To be no larger than a medium-sized company for those purposes, a limited company and, if applicable, its parent company, must meet at least two of the following conditions:

  • annual turnover must be no more than £36 million
  • the balance sheet total must be no more than £18 million
  • the average number of employees must be no more than 250 (note, up to 250 employees, not “fewer than”, as per the expected criterion relating to reclaiming SSP).

It remains to be seen if it will be as simple as that any employer which had fewer than 250 employees as of 28 February will be able to reclaim SSP, regardless, in the case of companies, of the size of any parent company.

The guidance states that employers will be able to reclaim expenditure for any employee who has claimed SSP “according to the new eligibility criteria” as a result of Covid-19: in respect of which see the below section on Eligibility.

The guidance states that employers should maintain records of staff absences and payments of SSP, but that employees will not need to provide a GP fit note; and if evidence is required by an employer (which will be in the employer’s discretion), those with symptoms of coronavirus can get an isolation note from NHS 111 online and those who live with someone that has symptoms can get a note from the NHS website.

The eligible period for the scheme is not to commence until the day after regulations on the extension of SSP to those staying at home comes into force (again, see below re Eligibility).
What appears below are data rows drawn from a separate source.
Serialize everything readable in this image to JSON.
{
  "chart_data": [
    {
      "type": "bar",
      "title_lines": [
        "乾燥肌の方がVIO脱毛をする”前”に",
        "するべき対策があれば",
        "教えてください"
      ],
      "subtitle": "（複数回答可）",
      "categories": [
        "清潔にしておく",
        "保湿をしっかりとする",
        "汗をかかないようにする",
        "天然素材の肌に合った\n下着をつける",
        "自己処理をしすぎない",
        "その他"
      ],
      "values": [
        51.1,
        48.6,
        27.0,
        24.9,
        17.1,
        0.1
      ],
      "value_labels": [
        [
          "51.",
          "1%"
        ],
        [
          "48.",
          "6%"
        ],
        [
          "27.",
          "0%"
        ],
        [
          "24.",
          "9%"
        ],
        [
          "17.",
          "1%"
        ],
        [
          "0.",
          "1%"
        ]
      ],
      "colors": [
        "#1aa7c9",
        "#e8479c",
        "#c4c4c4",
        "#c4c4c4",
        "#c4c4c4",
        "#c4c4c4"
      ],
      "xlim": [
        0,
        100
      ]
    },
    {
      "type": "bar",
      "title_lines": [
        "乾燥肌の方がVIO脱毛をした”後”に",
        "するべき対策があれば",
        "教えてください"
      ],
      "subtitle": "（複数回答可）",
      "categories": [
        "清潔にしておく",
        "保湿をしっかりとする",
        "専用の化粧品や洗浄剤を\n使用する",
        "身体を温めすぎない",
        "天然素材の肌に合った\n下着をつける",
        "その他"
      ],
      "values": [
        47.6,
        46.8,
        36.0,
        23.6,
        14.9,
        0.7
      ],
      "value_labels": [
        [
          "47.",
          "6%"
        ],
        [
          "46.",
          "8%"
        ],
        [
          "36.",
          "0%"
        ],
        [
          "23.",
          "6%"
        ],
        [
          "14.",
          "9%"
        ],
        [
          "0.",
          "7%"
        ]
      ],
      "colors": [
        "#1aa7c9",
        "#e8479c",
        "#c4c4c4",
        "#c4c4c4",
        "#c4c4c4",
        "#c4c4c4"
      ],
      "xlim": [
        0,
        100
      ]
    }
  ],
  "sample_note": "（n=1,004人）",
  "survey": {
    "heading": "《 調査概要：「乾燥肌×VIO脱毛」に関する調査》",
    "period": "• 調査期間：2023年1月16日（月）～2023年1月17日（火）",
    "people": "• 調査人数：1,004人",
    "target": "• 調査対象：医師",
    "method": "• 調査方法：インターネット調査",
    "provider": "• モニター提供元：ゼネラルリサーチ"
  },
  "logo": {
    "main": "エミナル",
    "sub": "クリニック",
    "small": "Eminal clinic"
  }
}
An actual repayment mechanism has yet to be developed. The guidance states that the government will work with employers over the coming months to set this up as soon as possible.

The guidance for employers published for employers on 20 March in relation to reclaiming SSP is available here.

Eligibility

Although government guidance, including that published for employees only on 20 March, and Acas guidance has stated that employees are already entitled to SPP if they are self-isolating for 14 days in accordance with guidance to do so because a person in their household has displayed symptoms of the virus, the current legislation does not reflect this.

The legislation relating to SSP was amended with effect from 13 March to state that a person is deemed incapable of work (and so, if they otherwise qualify, are entitled to SSP) where they are isolating themselves in accordance with guidance published by Public Health England, NHS National Services Scotland or Public Health Wales effective on 12 March. This covers employees who self-isolate for seven days because they have displayed symptoms (but who are not necessarily unfit to work), but not employees who are in “household isolation”. This is because the guidance on household isolation did not come into effect until 16 March.

However, it is apparent from the guidance published for employers on 20 March that further legislation is on the way to address this.